-
Bug
-
Resolution: Won't Do
-
Major
-
None
-
None
The cluster is A,B with AUTH and ASYM_ENCRYPT. When a rogue member C (whith an incorrect auth_value in AUTH) attempts to join, it will be rejected by AUTH. However, while the subsequent merge attempts also fail (as designed), this leads to spurious MergeView installations in A and B, e.g.:
** View=[belasmac-17416|1] (2) [belasmac-17416, belasmac-56188] ** MergeView::[belasmac-17416|2] (2) [belasmac-17416, belasmac-56188], 1 subgroups: [belasmac-17416|1] (2) [belasmac-17416, belasmac-56188] ** MergeView::[belasmac-17416|3] (2) [belasmac-17416, belasmac-56188], 1 subgroups: [belasmac-17416|2] (2) [belasmac-17416, belasmac-56188] ** MergeView::[belasmac-17416|4] (2) [belasmac-17416, belasmac-56188], 1 subgroups: [belasmac-17416|3] (2) [belasmac-17416, belasmac-56188] ** MergeView::[belasmac-17416|5] (2) [belasmac-17416, belasmac-56188], 1 subgroups: [belasmac-17416|4] (2) [belasmac-17416, belasmac-56188] ** MergeView::[belasmac-17416|6] (2) [belasmac-17416, belasmac-56188], 1 subgroups: [belasmac-17416|5] (2) [belasmac-17416, belasmac-56188] ** MergeView::[belasmac-17416|7] (2) [belasmac-17416, belasmac-56188], 1 subgroups: [belasmac-17416|6] (2) [belasmac-17416, belasmac-56188] ** MergeView::[belasmac-17416|8] (2) [belasmac-17416, belasmac-56188], 1 subgroups: [belasmac-17416|7] (2) [belasmac-17416, belasmac-56188]

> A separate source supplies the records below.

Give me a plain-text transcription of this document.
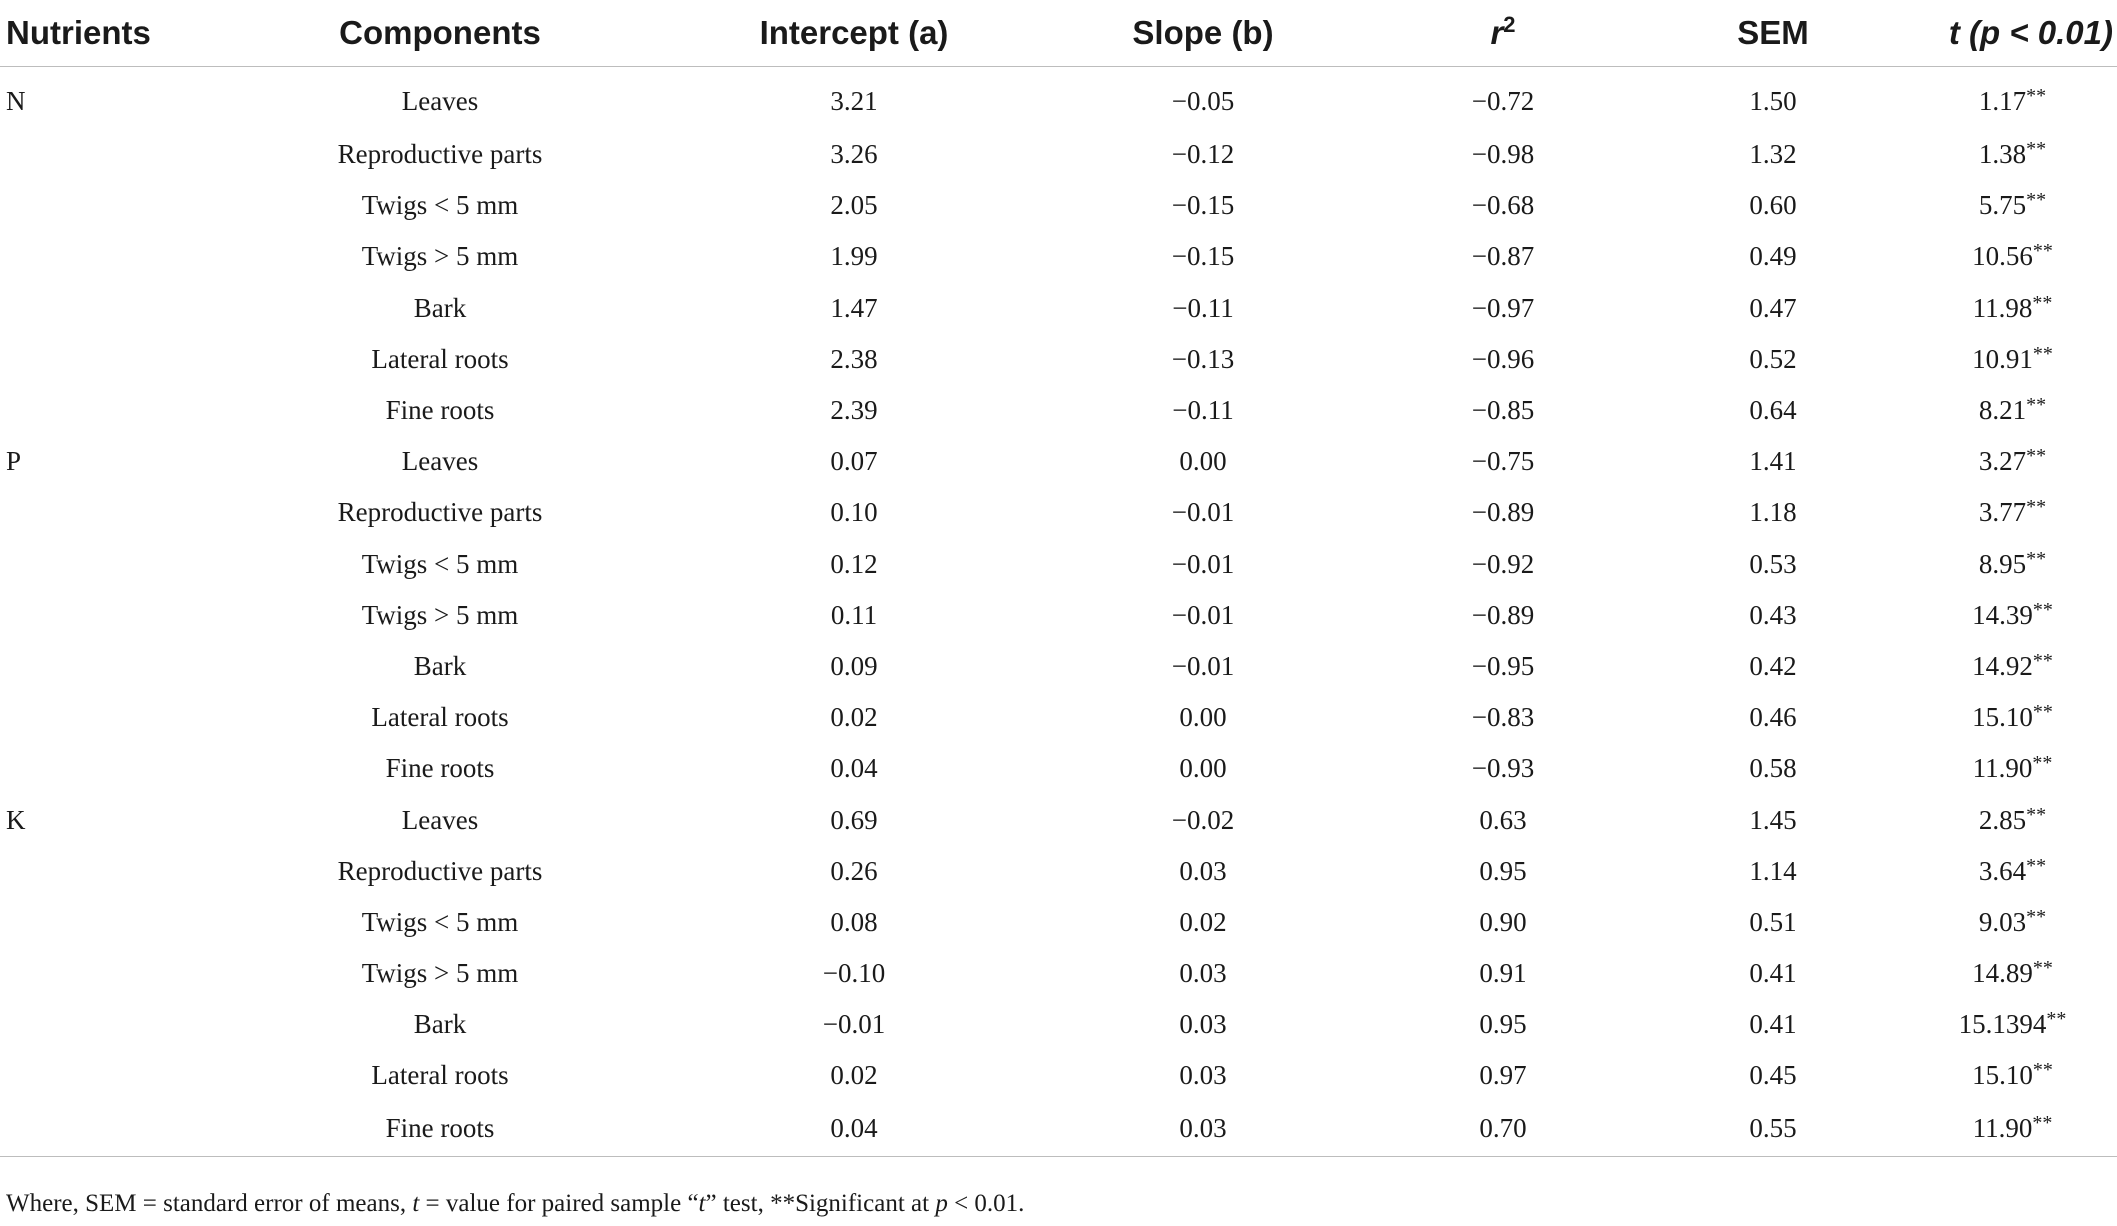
Nutrients	Components	Intercept (a)	Slope (b)	$r^2$	SEM	t (p < 0.01)
N	Leaves	3.21	−0.05	−0.72	1.50	1.17**
	Reproductive parts	3.26	−0.12	−0.98	1.32	1.38**
	Twigs < 5 mm	2.05	−0.15	−0.68	0.60	5.75**
	Twigs > 5 mm	1.99	−0.15	−0.87	0.49	10.56**
	Bark	1.47	−0.11	−0.97	0.47	11.98**
	Lateral roots	2.38	−0.13	−0.96	0.52	10.91**
	Fine roots	2.39	−0.11	−0.85	0.64	8.21**
P	Leaves	0.07	0.00	−0.75	1.41	3.27**
	Reproductive parts	0.10	−0.01	−0.89	1.18	3.77**
	Twigs < 5 mm	0.12	−0.01	−0.92	0.53	8.95**
	Twigs > 5 mm	0.11	−0.01	−0.89	0.43	14.39**
	Bark	0.09	−0.01	−0.95	0.42	14.92**
	Lateral roots	0.02	0.00	−0.83	0.46	15.10**
	Fine roots	0.04	0.00	−0.93	0.58	11.90**
K	Leaves	0.69	−0.02	0.63	1.45	2.85**
	Reproductive parts	0.26	0.03	0.95	1.14	3.64**
	Twigs < 5 mm	0.08	0.02	0.90	0.51	9.03**
	Twigs > 5 mm	−0.10	0.03	0.91	0.41	14.89**
	Bark	−0.01	0.03	0.95	0.41	15.1394**
	Lateral roots	0.02	0.03	0.97	0.45	15.10**
	Fine roots	0.04	0.03	0.70	0.55	11.90**
Where, SEM = standard error of means, t = value for paired sample “t” test, **Significant at p < 0.01.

This neither corrupts security of the system (the rogue member cannot merge-join) nor correctness, but we need to prevent the spurious views. Systems like Infinispan might start a rebalance on a view, regardless of whether they are the same as before or not.
SOLUTION: the merge leader needs to see if the MergeView it is about to send out is the same as the current view, and simply drop it if that's the case.